安倍晋三首相の友人が理事長を務める加計学園の獣医学部新設をめぐり、「印象操作」が行われているとして、与野党が非難の応酬を展開している。
2017年5月30日の参院法務委員会で、安倍氏が過去の一時期に加計学園の役員として報酬を受け取っていたことを民進党議員から指摘され、「印象操作」だと憤った。そうかと思えば、獣医学を特区に新設する計画は旧民主党政権下で進んだとする政府の主張に、民進党の蓮舫代表も「印象操作」が行われていると主張したと報じられた。両者が「印象操作」を主張し、隔たりは埋まらないままだ。
菅官房長官「是非、少し勉強して欲しい」
一連の問題でクロースアップされているのが、文科省が特区を担当する内閣府から「官邸の最高レベルが言っている」「総理のご意向だと聞いている」などと伝えられた、とする文書の存在だ。だが、菅義偉官房長官ら政府側は、獣医学部新設計画は民主党政権も前向きで、「総理のご意向」はなかったなどと繰り返し主張。5月30日には、文書でも改めて民主党政権の関与を主張した。
特区を担当する山本幸三規制改革担当相は同日の記者会見で、「民主党政権も含めたこれまでの『獣医学部の新設』への対応」と題した文書を配布。
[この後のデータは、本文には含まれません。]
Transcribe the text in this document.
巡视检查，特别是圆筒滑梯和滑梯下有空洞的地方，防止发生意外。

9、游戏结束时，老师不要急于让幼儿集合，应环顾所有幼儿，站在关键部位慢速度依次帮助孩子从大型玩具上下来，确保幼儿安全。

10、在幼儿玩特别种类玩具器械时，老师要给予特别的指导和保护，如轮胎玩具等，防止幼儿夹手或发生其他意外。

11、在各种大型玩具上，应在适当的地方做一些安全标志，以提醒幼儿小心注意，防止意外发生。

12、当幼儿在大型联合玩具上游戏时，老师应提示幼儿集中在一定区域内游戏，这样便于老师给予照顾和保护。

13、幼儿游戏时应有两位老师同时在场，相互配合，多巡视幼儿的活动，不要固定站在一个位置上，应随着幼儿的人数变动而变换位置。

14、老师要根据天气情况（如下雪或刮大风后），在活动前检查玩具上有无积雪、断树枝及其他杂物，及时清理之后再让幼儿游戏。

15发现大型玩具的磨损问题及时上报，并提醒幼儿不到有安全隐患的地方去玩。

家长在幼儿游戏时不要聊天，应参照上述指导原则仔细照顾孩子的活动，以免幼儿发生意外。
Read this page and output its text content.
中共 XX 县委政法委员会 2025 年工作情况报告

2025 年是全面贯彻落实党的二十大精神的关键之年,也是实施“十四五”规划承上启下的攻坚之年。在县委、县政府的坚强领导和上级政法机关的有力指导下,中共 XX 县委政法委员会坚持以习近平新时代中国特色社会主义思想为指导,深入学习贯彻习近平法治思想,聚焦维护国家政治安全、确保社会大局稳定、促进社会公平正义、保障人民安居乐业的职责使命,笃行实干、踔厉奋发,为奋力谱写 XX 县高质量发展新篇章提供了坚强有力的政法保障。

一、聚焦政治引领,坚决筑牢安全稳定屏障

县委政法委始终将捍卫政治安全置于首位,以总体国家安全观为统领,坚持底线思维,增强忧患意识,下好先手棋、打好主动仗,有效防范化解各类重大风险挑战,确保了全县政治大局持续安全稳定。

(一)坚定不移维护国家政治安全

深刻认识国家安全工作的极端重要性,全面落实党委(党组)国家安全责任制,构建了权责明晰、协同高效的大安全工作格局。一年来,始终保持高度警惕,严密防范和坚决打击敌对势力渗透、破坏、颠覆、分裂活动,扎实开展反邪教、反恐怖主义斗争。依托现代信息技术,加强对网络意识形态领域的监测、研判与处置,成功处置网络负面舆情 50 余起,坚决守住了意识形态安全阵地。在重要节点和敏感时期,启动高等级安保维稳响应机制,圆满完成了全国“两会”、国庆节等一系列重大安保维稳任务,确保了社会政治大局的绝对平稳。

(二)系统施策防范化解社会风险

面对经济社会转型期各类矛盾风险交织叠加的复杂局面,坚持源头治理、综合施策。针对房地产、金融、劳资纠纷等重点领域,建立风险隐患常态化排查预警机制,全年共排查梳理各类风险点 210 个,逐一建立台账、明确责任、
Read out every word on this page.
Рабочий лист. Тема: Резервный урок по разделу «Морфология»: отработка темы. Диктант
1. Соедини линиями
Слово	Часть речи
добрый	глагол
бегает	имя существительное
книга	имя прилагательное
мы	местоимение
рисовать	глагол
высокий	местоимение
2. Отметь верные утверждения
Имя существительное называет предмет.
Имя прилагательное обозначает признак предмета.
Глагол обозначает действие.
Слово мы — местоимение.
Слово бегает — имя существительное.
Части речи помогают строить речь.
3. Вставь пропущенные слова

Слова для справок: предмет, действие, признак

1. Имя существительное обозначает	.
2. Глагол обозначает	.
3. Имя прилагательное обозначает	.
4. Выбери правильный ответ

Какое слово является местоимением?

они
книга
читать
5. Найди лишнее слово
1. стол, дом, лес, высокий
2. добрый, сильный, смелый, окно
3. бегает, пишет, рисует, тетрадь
この文書では、
「平成19年(2007年)から8年近く、今治市が唯一の提案者として、提案を続けている。これに応えた(編注:民主党の)鳩山政権が、平成22年(2010年)3月の『対応方針』を『対応不可』から『実現に向け検討』に格上げする政府決定を行った」
と説明。また、今治市の提案には
「大学設置母体は『学校法人加計学園』と明記されている」
とした。これに加えて、民主党政権下の11年2月25日の衆院予算委員会で、民主党議員の質問に、当時の文部科学副大臣が
「獣医師の確保について懸念があると認識し、特区実現に極めて前向きな答弁を行った」
と指摘している。
菅義偉官房長官も5月30日午後の記者会見で国家戦略特区について「是非、少し勉強して欲しい」として、文書に書かれた内容を改めて説明。
「民主党政権の間『実現に向けて検討』ということでずっと来て、たなざらしになっていたものを、安倍内閣で今回結果が出た。それが客観的な事実で、何も、今、安倍政権になって、急に出てきたわけじゃない」
と主張した。
「構造改革特区」と「国家戦略特区」は「全く違う」
こういった政府の主張に、民進党は反発している。野田佳彦幹事長は5月29日の記者会見で、民主党政権下の「特区」は、ボトムアップで(地方から)上がってきたものについて、検討を加えていく「構造改革特区」だったのに対して、安倍政権下の13年12月から制度がスタートした「国家戦略特区」はトップダウン型だと説明。
「総理の意向とか、誰かへの忖度(そんたく)とか、トップダウン型(の安倍政権下の国家戦略特区)とボトムアップ型(民主党政権下の構造改革特区)とは全く違う。同じ前提であったかのように議論をすりかえるのはまさに国民に誤解を与える」
などと政府の主張を非難した。これに加えて、産経新聞によると、蓮舫代表は翌30日の「次の内閣」閣議で
「よくここまで見事な印象操作を作り上げると驚いた」
と述べ、野田氏と同様の主張を展開した。
自民党政権では「対応不可」だった対応方針を民主党政権が「実現に向け検討」に「格上げ」したとする政府側の主張について、現時点では野田幹事長は直接の反論を展開していない。半面、「構造改革特区」と「国家戦略特区」は性格が異なるという指摘については、菅氏は5月31日夕方時点で反論しておらず、議論はすれ違った状態だ。